The plot began on September 6, 2004, when Samsar emailed Fazeli and instructed him to purchase the Honeywell sensors, which detect pressure changes in gas or liquid. The sensors can be used to make bombs that detonate at specific altitudes

Using his American Express card, Fazeli paid $1,525.43 for the sensors on September 14, 2004.

Using a Yahoo email account of, Fazeli emailed his contact, Samsar, telling him he had bought '103 PCs of the item this morning.' He later emailed Samsar to tell him he was having trouble with Gopher who had phoned him, he said, to say they couldn't ship the sensors to him without knowing where they were going. Fazeli wrote to Samsar that he had convinced Gopher the sensors would be staying in the US ‘I told them OK and it was the whole conversation,’ he wrote.

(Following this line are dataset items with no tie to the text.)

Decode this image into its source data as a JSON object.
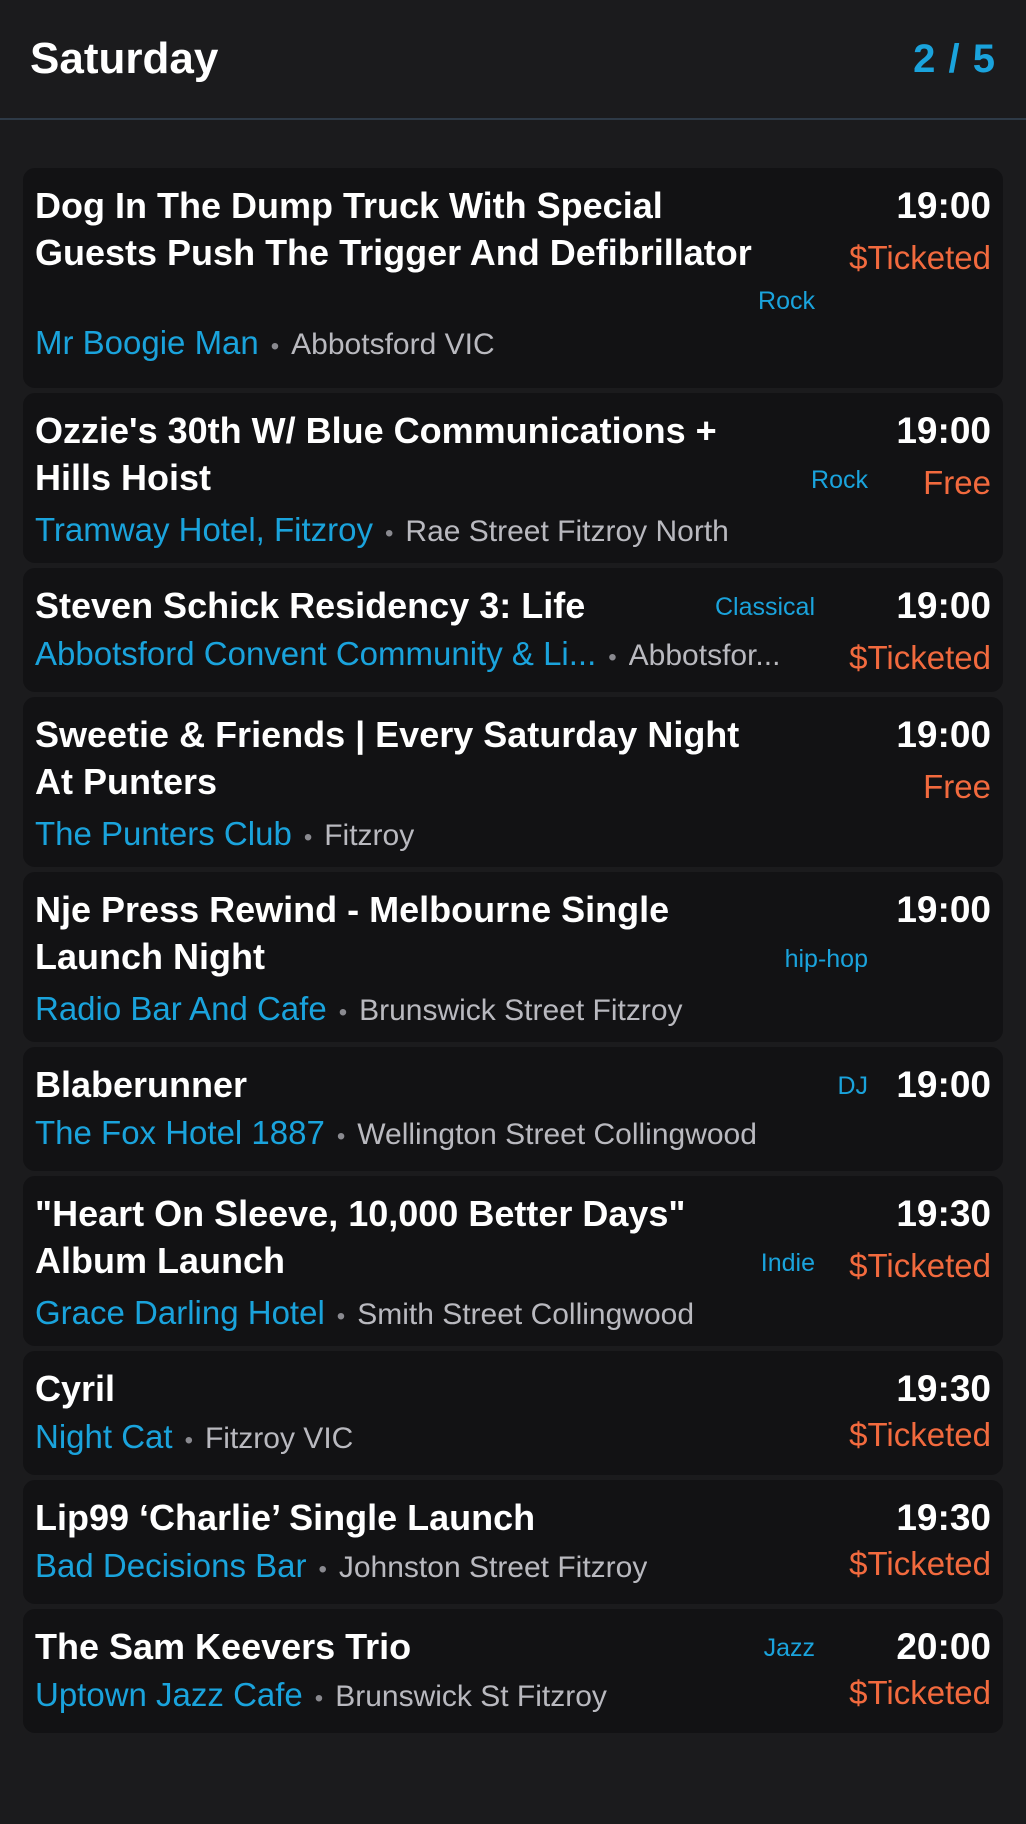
{
  "header": {
    "title": "Saturday",
    "pager": "2 / 5"
  },
  "events": [
    {
      "title": "Dog In The Dump Truck With Special Guests Push The Trigger And Defibrillator",
      "time": "19:00",
      "price": "$Ticketed",
      "genre": "Rock",
      "venue": "Mr Boogie Man",
      "location": "Abbotsford VIC"
    },
    {
      "title": "Ozzie's 30th W/ Blue Communications + Hills Hoist",
      "time": "19:00",
      "price": "Free",
      "genre": "Rock",
      "venue": "Tramway Hotel, Fitzroy",
      "location": "Rae Street Fitzroy North"
    },
    {
      "title": "Steven Schick Residency 3: Life",
      "time": "19:00",
      "price": "$Ticketed",
      "genre": "Classical",
      "venue": "Abbotsford Convent Community & Li...",
      "location": "Abbotsfor..."
    },
    {
      "title": "Sweetie & Friends | Every Saturday Night At Punters",
      "time": "19:00",
      "price": "Free",
      "genre": "",
      "venue": "The Punters Club",
      "location": "Fitzroy"
    },
    {
      "title": "Nje Press Rewind - Melbourne Single Launch Night",
      "time": "19:00",
      "price": "",
      "genre": "hip-hop",
      "venue": "Radio Bar And Cafe",
      "location": "Brunswick Street Fitzroy"
    },
    {
      "title": "Blaberunner",
      "time": "19:00",
      "price": "",
      "genre": "DJ",
      "venue": "The Fox Hotel 1887",
      "location": "Wellington Street Collingwood"
    },
    {
      "title": "\"Heart On Sleeve, 10,000 Better Days\" Album Launch",
      "time": "19:30",
      "price": "$Ticketed",
      "genre": "Indie",
      "venue": "Grace Darling Hotel",
      "location": "Smith Street Collingwood"
    },
    {
      "title": "Cyril",
      "time": "19:30",
      "price": "$Ticketed",
      "genre": "",
      "venue": "Night Cat",
      "location": "Fitzroy VIC"
    },
    {
      "title": "Lip99 ‘Charlie’ Single Launch",
      "time": "19:30",
      "price": "$Ticketed",
      "genre": "",
      "venue": "Bad Decisions Bar",
      "location": "Johnston Street Fitzroy"
    },
    {
      "title": "The Sam Keevers Trio",
      "time": "20:00",
      "price": "$Ticketed",
      "genre": "Jazz",
      "venue": "Uptown Jazz Cafe",
      "location": "Brunswick St Fitzroy"
    }
  ],
  "separator": "•",
  "colors": {
    "accent": "#1aa3dc",
    "price": "#f26a3e",
    "background": "#1b1b1d",
    "card": "#121214"
  }
}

Samar told Fazeli to print out a fake commercial invoice to make it appear the sensors had not been shipped by Gopher and to declare their value as '$309 only'. Fazeli did as he was instructed an on September 29 mailed the sensors to Al Turath Engineering in Dubai.

However, the sensors were intercepted by US federal agents and, after a joint investigation by U.S. Immigration and Customs Enforcement's (ICE) elite Arms and Strategic Technology Investigations team and, the FBI, Fazeli was arrested and charged.

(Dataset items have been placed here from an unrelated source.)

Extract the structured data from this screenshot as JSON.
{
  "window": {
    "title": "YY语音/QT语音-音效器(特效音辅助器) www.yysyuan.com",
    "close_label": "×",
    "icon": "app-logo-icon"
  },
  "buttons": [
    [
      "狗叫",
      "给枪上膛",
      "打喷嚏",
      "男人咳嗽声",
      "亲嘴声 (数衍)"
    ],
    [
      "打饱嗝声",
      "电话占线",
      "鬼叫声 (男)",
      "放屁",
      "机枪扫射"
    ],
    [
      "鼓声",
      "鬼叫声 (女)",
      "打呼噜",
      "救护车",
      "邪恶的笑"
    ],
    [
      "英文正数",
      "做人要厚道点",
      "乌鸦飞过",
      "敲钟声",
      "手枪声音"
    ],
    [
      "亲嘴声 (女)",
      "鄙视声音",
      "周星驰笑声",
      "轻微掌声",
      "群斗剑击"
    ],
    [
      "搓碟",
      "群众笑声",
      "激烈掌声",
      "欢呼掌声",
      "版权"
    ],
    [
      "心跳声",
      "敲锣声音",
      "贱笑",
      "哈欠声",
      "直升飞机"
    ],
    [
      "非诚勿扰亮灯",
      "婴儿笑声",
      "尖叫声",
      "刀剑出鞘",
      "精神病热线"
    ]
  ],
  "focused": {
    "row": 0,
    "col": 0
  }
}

An ICE spokesperson would not comment on what, if any, actions were currently underway against Al Turath and Majid Samsar.

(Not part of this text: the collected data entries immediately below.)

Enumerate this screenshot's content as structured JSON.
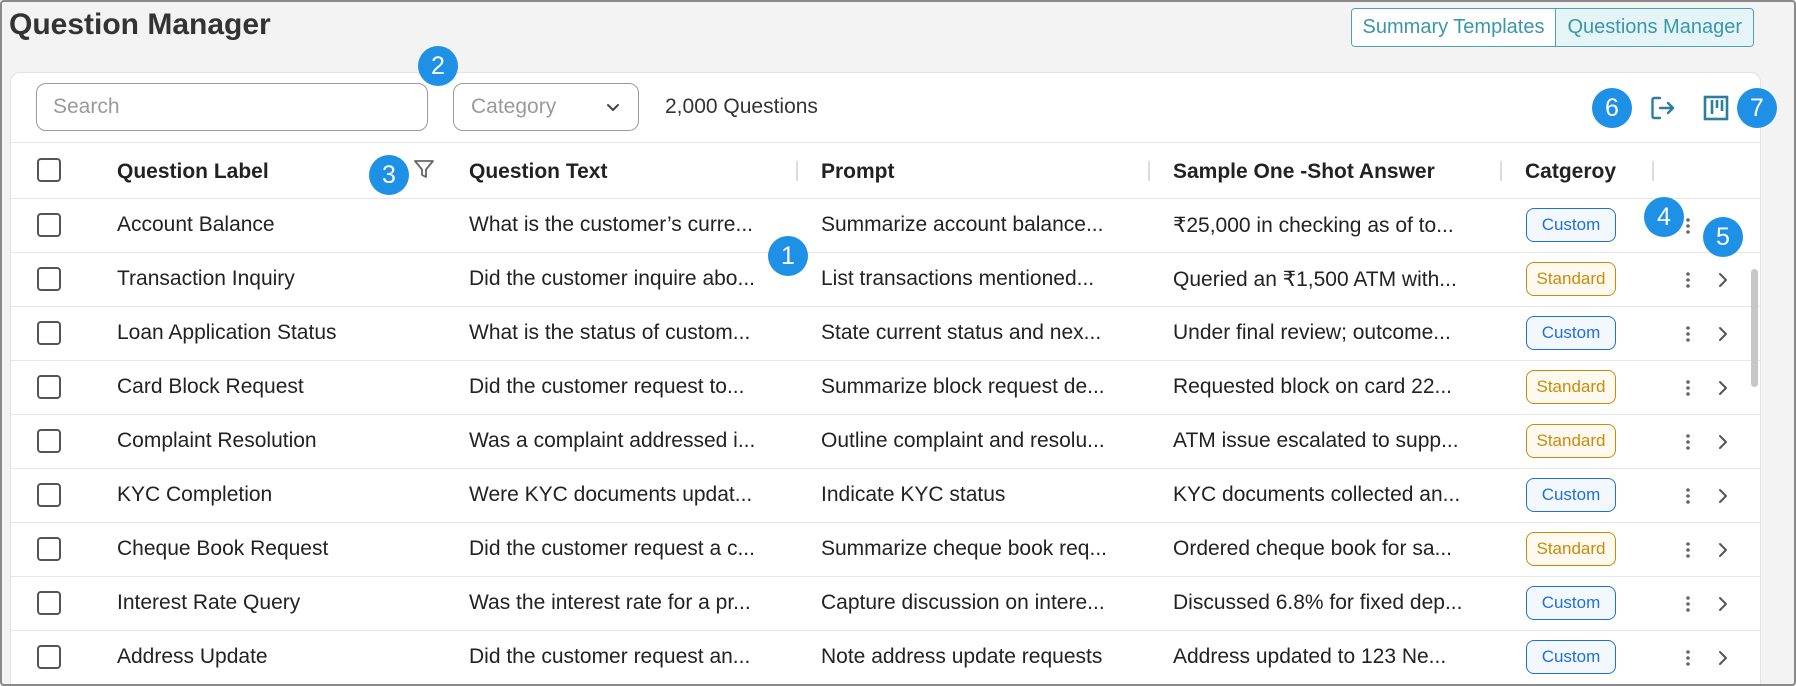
{
  "header": {
    "title": "Question Manager",
    "tabs": [
      {
        "label": "Summary Templates",
        "active": false
      },
      {
        "label": "Questions Manager",
        "active": true
      }
    ]
  },
  "toolbar": {
    "search_placeholder": "Search",
    "category_placeholder": "Category",
    "category_icon": "chevron-down-icon",
    "count_text": "2,000 Questions",
    "export_icon": "export-icon",
    "board_icon": "board-layout-icon"
  },
  "table": {
    "columns": [
      "Question Label",
      "Question Text",
      "Prompt",
      "Sample One -Shot Answer",
      "Catgeroy"
    ],
    "filter_icon": "filter-icon",
    "rows": [
      {
        "label": "Account Balance",
        "text": "What is the customer’s curre...",
        "prompt": "Summarize account balance...",
        "answer": "₹25,000 in checking as of to...",
        "category": "Custom"
      },
      {
        "label": "Transaction Inquiry",
        "text": "Did the customer inquire abo...",
        "prompt": "List transactions mentioned...",
        "answer": "Queried an ₹1,500 ATM with...",
        "category": "Standard"
      },
      {
        "label": "Loan Application Status",
        "text": "What is the status of custom...",
        "prompt": "State current status and nex...",
        "answer": "Under final review; outcome...",
        "category": "Custom"
      },
      {
        "label": "Card Block Request",
        "text": "Did the customer request to...",
        "prompt": "Summarize block request de...",
        "answer": "Requested block on card 22...",
        "category": "Standard"
      },
      {
        "label": "Complaint Resolution",
        "text": "Was a complaint addressed i...",
        "prompt": "Outline complaint and resolu...",
        "answer": "ATM issue escalated to supp...",
        "category": "Standard"
      },
      {
        "label": "KYC Completion",
        "text": "Were KYC documents updat...",
        "prompt": "Indicate KYC status",
        "answer": "KYC documents collected an...",
        "category": "Custom"
      },
      {
        "label": "Cheque Book Request",
        "text": "Did the customer request a c...",
        "prompt": "Summarize cheque book req...",
        "answer": "Ordered cheque book for sa...",
        "category": "Standard"
      },
      {
        "label": "Interest Rate Query",
        "text": "Was the interest rate for a pr...",
        "prompt": "Capture discussion on intere...",
        "answer": "Discussed 6.8% for fixed dep...",
        "category": "Custom"
      },
      {
        "label": "Address Update",
        "text": "Did the customer request an...",
        "prompt": "Note address update requests",
        "answer": "Address updated to 123 Ne...",
        "category": "Custom"
      }
    ]
  },
  "markers": [
    "1",
    "2",
    "3",
    "4",
    "5",
    "6",
    "7"
  ],
  "colors": {
    "accent": "#3a97aa",
    "marker": "#1e90e6",
    "custom_badge": "#1f6fd6",
    "standard_badge": "#c98a0a"
  }
}
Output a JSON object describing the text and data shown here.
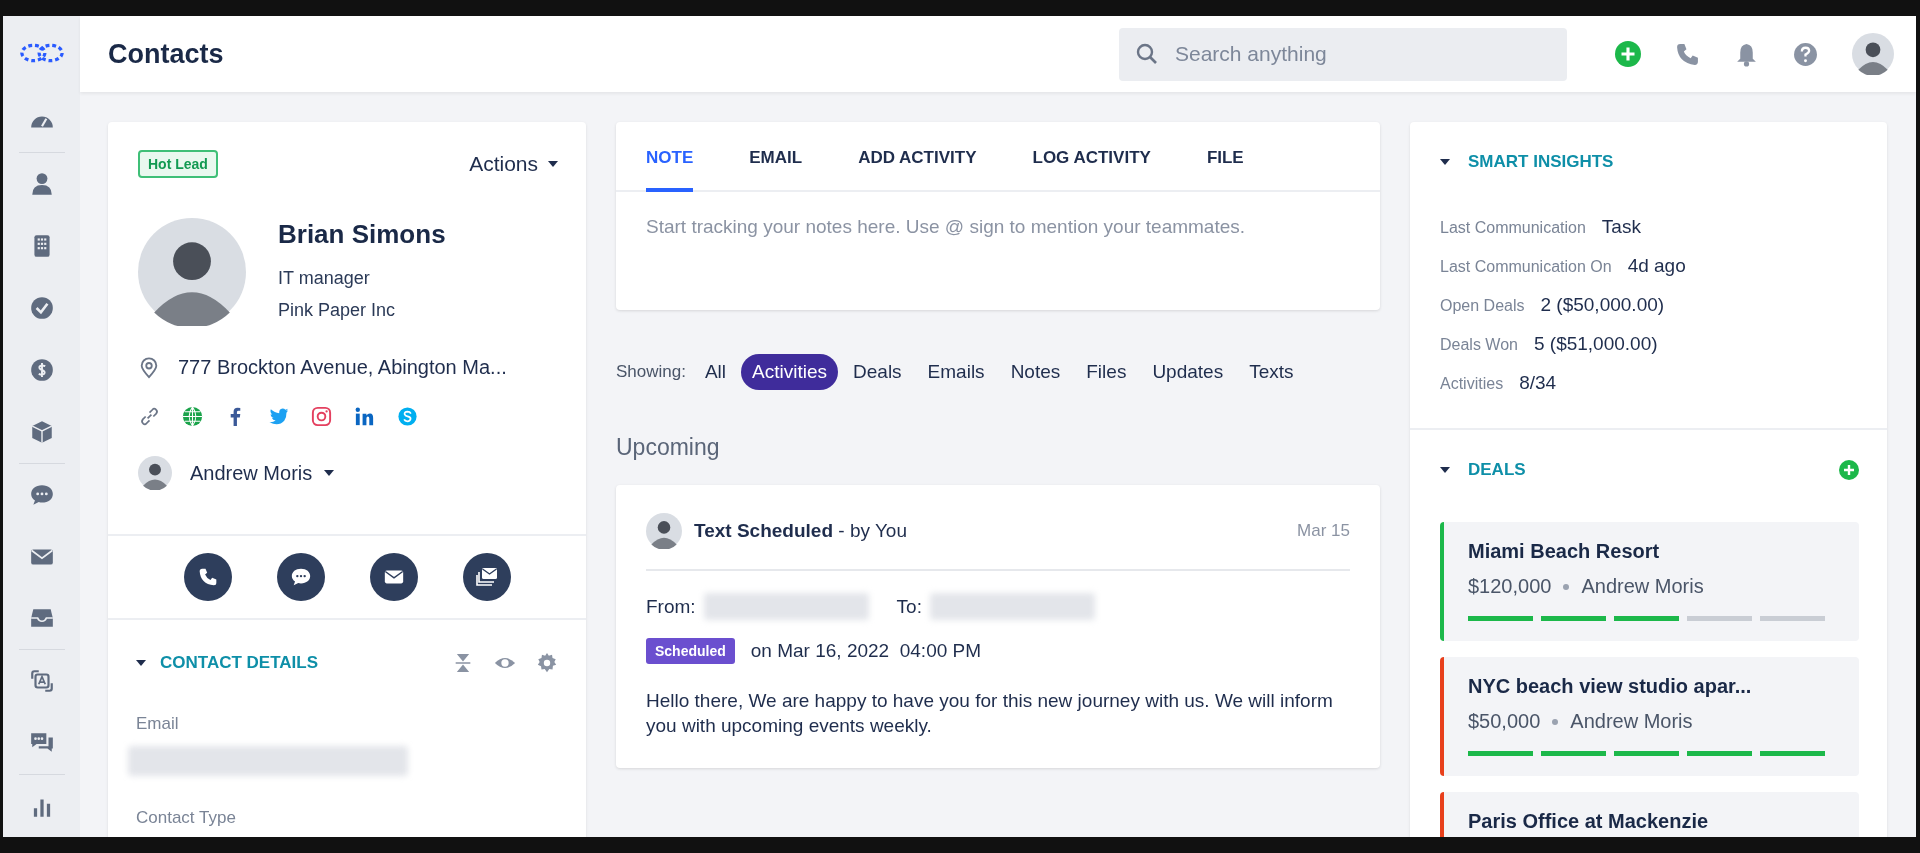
{
  "header": {
    "title": "Contacts",
    "search": {
      "placeholder": "Search anything"
    }
  },
  "contact": {
    "tag": "Hot Lead",
    "actions": "Actions",
    "name": "Brian Simons",
    "job_title": "IT manager",
    "company": "Pink Paper Inc",
    "address": "777 Brockton Avenue, Abington Ma...",
    "owner": "Andrew Moris"
  },
  "contact_details": {
    "title": "CONTACT DETAILS",
    "fields": [
      {
        "label": "Email",
        "blurred": true
      },
      {
        "label": "Contact Type",
        "blurred": false
      }
    ]
  },
  "composer": {
    "tabs": [
      {
        "label": "NOTE",
        "selected": true
      },
      {
        "label": "EMAIL",
        "selected": false
      },
      {
        "label": "ADD ACTIVITY",
        "selected": false
      },
      {
        "label": "LOG ACTIVITY",
        "selected": false
      },
      {
        "label": "FILE",
        "selected": false
      }
    ],
    "placeholder": "Start tracking your notes here. Use @ sign to mention your teammates."
  },
  "filter": {
    "label": "Showing:",
    "options": [
      {
        "label": "All",
        "selected": false
      },
      {
        "label": "Activities",
        "selected": true
      },
      {
        "label": "Deals",
        "selected": false
      },
      {
        "label": "Emails",
        "selected": false
      },
      {
        "label": "Notes",
        "selected": false
      },
      {
        "label": "Files",
        "selected": false
      },
      {
        "label": "Updates",
        "selected": false
      },
      {
        "label": "Texts",
        "selected": false
      }
    ]
  },
  "section_title": "Upcoming",
  "activity": {
    "title": "Text Scheduled",
    "by": "- by You",
    "date": "Mar 15",
    "from_label": "From:",
    "to_label": "To:",
    "status": "Scheduled",
    "when": "on Mar 16, 2022  04:00 PM",
    "message": "Hello there, We are happy to have you for this new journey with us. We will inform you with upcoming events weekly."
  },
  "insights": {
    "title": "SMART INSIGHTS",
    "rows": [
      {
        "label": "Last Communication",
        "value": "Task"
      },
      {
        "label": "Last Communication On",
        "value": "4d ago"
      },
      {
        "label": "Open Deals",
        "value": "2 ($50,000.00)"
      },
      {
        "label": "Deals Won",
        "value": "5 ($51,000.00)"
      },
      {
        "label": "Activities",
        "value": "8/34"
      }
    ]
  },
  "deals": {
    "title": "DEALS",
    "items": [
      {
        "name": "Miami Beach Resort",
        "amount": "$120,000",
        "owner": "Andrew Moris",
        "color": "#1cb84a",
        "level": 0.6
      },
      {
        "name": "NYC beach view studio apar...",
        "amount": "$50,000",
        "owner": "Andrew Moris",
        "color": "#e8401c",
        "level": 1
      },
      {
        "name": "Paris Office at Mackenzie",
        "color": "#e8401c"
      }
    ]
  }
}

Majid Samsar works for Turath Engineering Consultancy as a traffic engineer. When contacted by Khaleej Times late last night , he denied knowing Mohammed Fazeli “I don't know him at all,” he said in the beginning also denying any knowledge of the case. But later he admitted that he was approached by his Iranian Friend Saeed Majid, who works as a division director at the Behpajooh INC to receive a shipment for him and forward it to Iran.

“My friend Saeed Majid told me they needed some pressure sensors from Honeywell, because they his company had a contract with Faraz Mehr to upgrade their machines.”

Faraz Mehr, explained Samsar is a detergent manufacturer which needed the pressure sensors to upgrading its old machines. Samsar addded that since there are only two companies in the world which manufacture this type of censors, one of them is Motorolla and the other Honeywell, they could not buy from Motorolla because their machines are German made, the reason why they opted for Honeywell. They had checked the prices of the sensors from different sources and locations but found them expensive. It is then, I think, when they approached their friend Mohammed Fazeli in the US who was willing to make the purchase on their behalf. They transferred the money to him and he bought it for them. But he could not send the sensors because it was considered illegal and Fazeli was caught. My friend Saeed Majid does not have any idea about the court case,”he said.

Asked about the e-mail Fazeli claimed he received from him on September 6, 2004, he said:“I don't think so. But I can check it. I have all records, but it could be that my friend Saeed Majid who was involved with him and me, asked me to check with Fazeli why the shipment was not delivered. They told me they bought the sensors and will send them by post, but when I went to the post office there was no consignment number.”

“I have not done any thing illegal. I have no intention to violate the law. What I did is just a favour for one of my friends. I never thought that it is so important or there is anything illegal in it. I am just an employee doing a friend a favour for nothing in return, I am not a businessman seeking commission. They can check my bank account with the Dubai Islamic Bank to verify that I had not received any amounts from anywhere,”he said.

He also denied any knowledge of any military use or application of these sensors. When asked why the shipment was sent in his company's name and to his address, he first said “I don't know. Was it in my company's name?. Then he said, it might be because at that time i didn't have a P.O.Box of my own. I never imagined that this simple matter could turn into such a serious issue.”